Glossary term

Range

Range is the difference between the highest and lowest prices of a security, asset, or index over a specific period.

Updated

May 16, 2026

Read time

2 min read

What Is Range?

Range is the difference between the highest and lowest prices of a security, asset, or index over a specific period. Investors may look at a daily range, 52-week range, intraday range, trading range, or range over any chosen time window.

The term is broad, but in market context it is usually about price movement between a high and a low.

Key Takeaways

  • Range measures the spread between the high and low price over a period.
  • A wider range can suggest more price volatility during that period.
  • A narrow range can suggest quieter trading, but it does not guarantee low future risk.
  • Range can be measured intraday, daily, weekly, yearly, or across custom periods.
  • Range is descriptive. It does not explain why the price moved.

How Range Works

If a stock trades as high as $52 and as low as $48 during the day, its daily range is $4. If an index reaches 5,300 at its high and 5,000 at its low during a month, its monthly range is 300 points.

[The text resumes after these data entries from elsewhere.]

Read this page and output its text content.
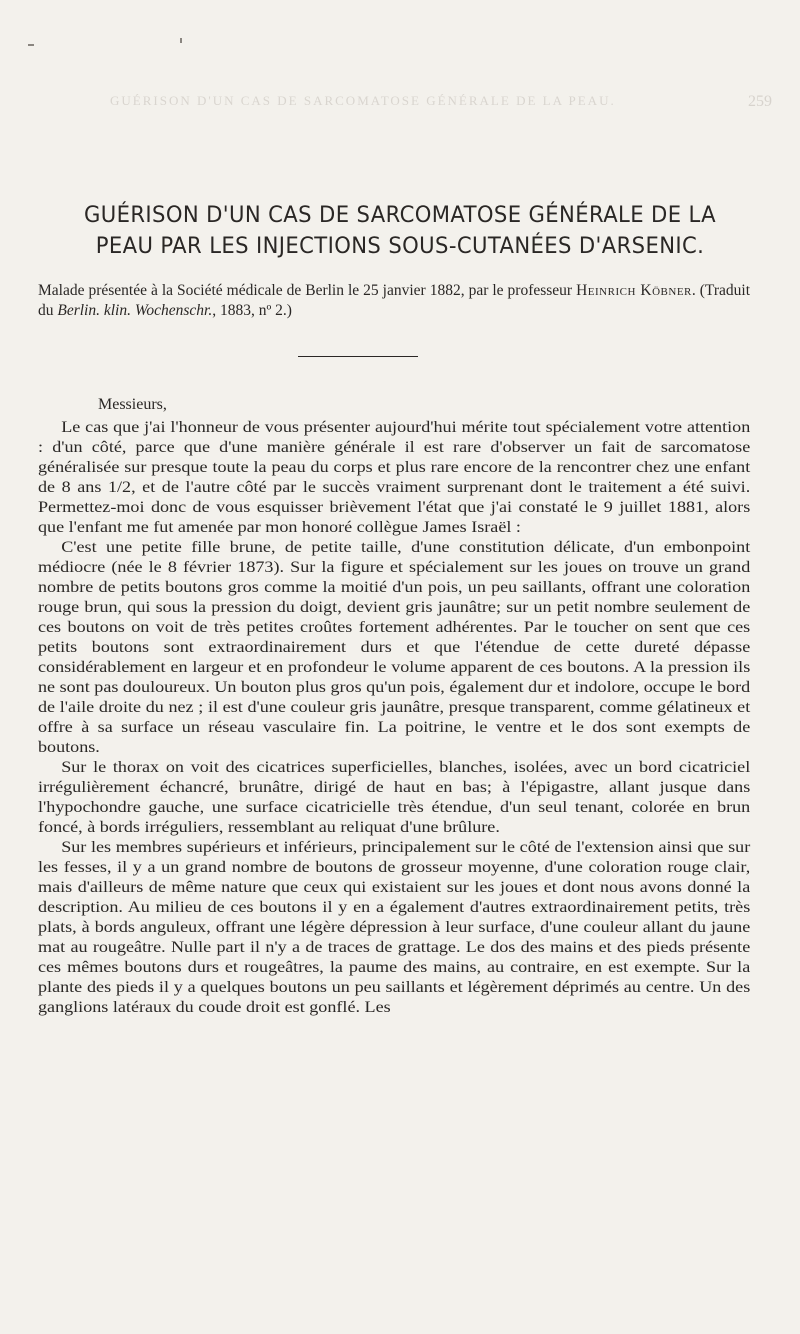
GUÉRISON D'UN CAS DE SARCOMATOSE GÉNÉRALE DE LA PEAU.	259
GUÉRISON D'UN CAS DE SARCOMATOSE GÉNÉRALE DE LA
PEAU PAR LES INJECTIONS SOUS-CUTANÉES D'ARSENIC.
Malade présentée à la Société médicale de Berlin le 25 janvier 1882, par le professeur Heinrich Köbner. (Traduit du Berlin. klin. Wochenschr., 1883, nº 2.)
Messieurs,

Le cas que j'ai l'honneur de vous présenter aujourd'hui mérite tout spécialement votre attention : d'un côté, parce que d'une manière générale il est rare d'observer un fait de sarcomatose généralisée sur presque toute la peau du corps et plus rare encore de la rencontrer chez une enfant de 8 ans 1/2, et de l'autre côté par le succès vraiment surprenant dont le traitement a été suivi. Permettez-moi donc de vous esquisser brièvement l'état que j'ai constaté le 9 juillet 1881, alors que l'enfant me fut amenée par mon honoré collègue James Israël :

C'est une petite fille brune, de petite taille, d'une constitution délicate, d'un embonpoint médiocre (née le 8 février 1873). Sur la figure et spécialement sur les joues on trouve un grand nombre de petits boutons gros comme la moitié d'un pois, un peu saillants, offrant une coloration rouge brun, qui sous la pression du doigt, devient gris jaunâtre; sur un petit nombre seulement de ces boutons on voit de très petites croûtes fortement adhérentes. Par le toucher on sent que ces petits boutons sont extraordinairement durs et que l'étendue de cette dureté dépasse considérablement en largeur et en profondeur le volume apparent de ces boutons. A la pression ils ne sont pas douloureux. Un bouton plus gros qu'un pois, également dur et indolore, occupe le bord de l'aile droite du nez ; il est d'une couleur gris jaunâtre, presque transparent, comme gélatineux et offre à sa surface un réseau vasculaire fin. La poitrine, le ventre et le dos sont exempts de boutons.

Sur le thorax on voit des cicatrices superficielles, blanches, isolées, avec un bord cicatriciel irrégulièrement échancré, brunâtre, dirigé de haut en bas; à l'épigastre, allant jusque dans l'hypochondre gauche, une surface cicatricielle très étendue, d'un seul tenant, colorée en brun foncé, à bords irréguliers, ressemblant au reliquat d'une brûlure.

Sur les membres supérieurs et inférieurs, principalement sur le côté de l'extension ainsi que sur les fesses, il y a un grand nombre de boutons de grosseur moyenne, d'une coloration rouge clair, mais d'ailleurs de même nature que ceux qui existaient sur les joues et dont nous avons donné la description. Au milieu de ces boutons il y en a également d'autres extraordinairement petits, très plats, à bords anguleux, offrant une légère dépression à leur surface, d'une couleur allant du jaune mat au rougeâtre. Nulle part il n'y a de traces de grattage. Le dos des mains et des pieds présente ces mêmes boutons durs et rougeâtres, la paume des mains, au contraire, en est exempte. Sur la plante des pieds il y a quelques boutons un peu saillants et légèrement déprimés au centre. Un des ganglions latéraux du coude droit est gonflé. Les
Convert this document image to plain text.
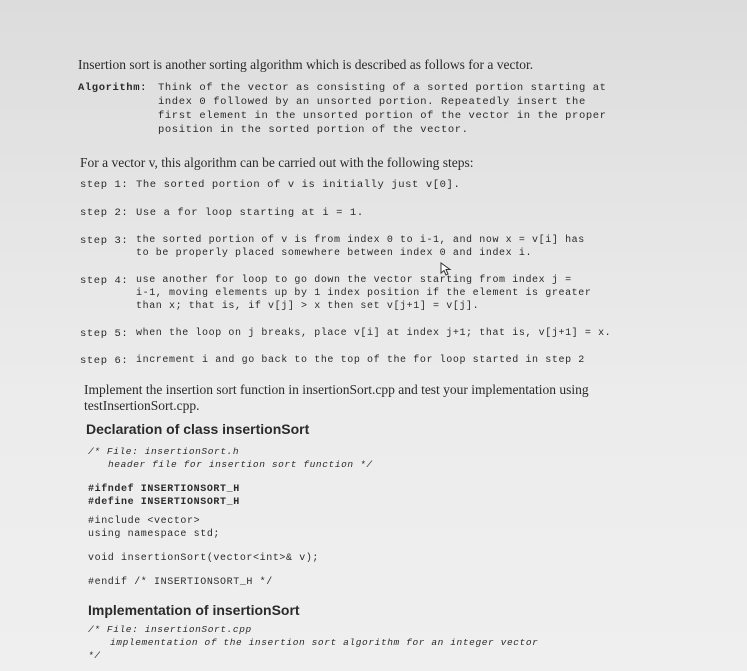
Insertion sort is another sorting algorithm which is described as follows for a vector.
Algorithm: Think of the vector as consisting of a sorted portion starting at
index 0 followed by an unsorted portion. Repeatedly insert the
first element in the unsorted portion of the vector in the proper
position in the sorted portion of the vector.
For a vector v, this algorithm can be carried out with the following steps:
step 1: The sorted portion of v is initially just v[0].
step 2: Use a for loop starting at i = 1.
step 3: the sorted portion of v is from index 0 to i-1, and now x = v[i] has
to be properly placed somewhere between index 0 and index i.
step 4: use another for loop to go down the vector starting from index j =
i-1, moving elements up by 1 index position if the element is greater
than x; that is, if v[j] > x then set v[j+1] = v[j].
step 5: when the loop on j breaks, place v[i] at index j+1; that is, v[j+1] = x.
step 6: increment i and go back to the top of the for loop started in step 2
Implement the insertion sort function in insertionSort.cpp and test your implementation using
testInsertionSort.cpp.
Declaration of class insertionSort
/* File: insertionSort.h
header file for insertion sort function */
#ifndef INSERTIONSORT_H
#define INSERTIONSORT_H
#include <vector>
using namespace std;
void insertionSort(vector<int>& v);
#endif /* INSERTIONSORT_H */
Implementation of insertionSort
/* File: insertionSort.cpp
implementation of the insertion sort algorithm for an integer vector
*/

Investors use range to understand how much prices moved during a period. Traders may use range to think about volatility, support, resistance, stop placement, or position size.

Common Range Measures

Range type

What it measures

Intraday range

High minus low during one trading day

52-week range

Highest and lowest prices over the past year

Trading range

Price band where an asset has been moving over a period

Average range

Typical high-low movement over several periods

Limits of Range

Range tells investors what happened, not what caused it. A wide range could reflect news, illiquidity, earnings, panic, a normal volatile session, or a temporary trading issue.

Range also leaves out direction. A stock can have a wide range and finish unchanged, or it can have a narrow range while trending steadily.

The Bottom Line

Range is the difference between the high and low price of a security, asset, or index over a chosen period. It is a useful price-movement measure, but it should be paired with volume, trend, volatility, news, and investment context.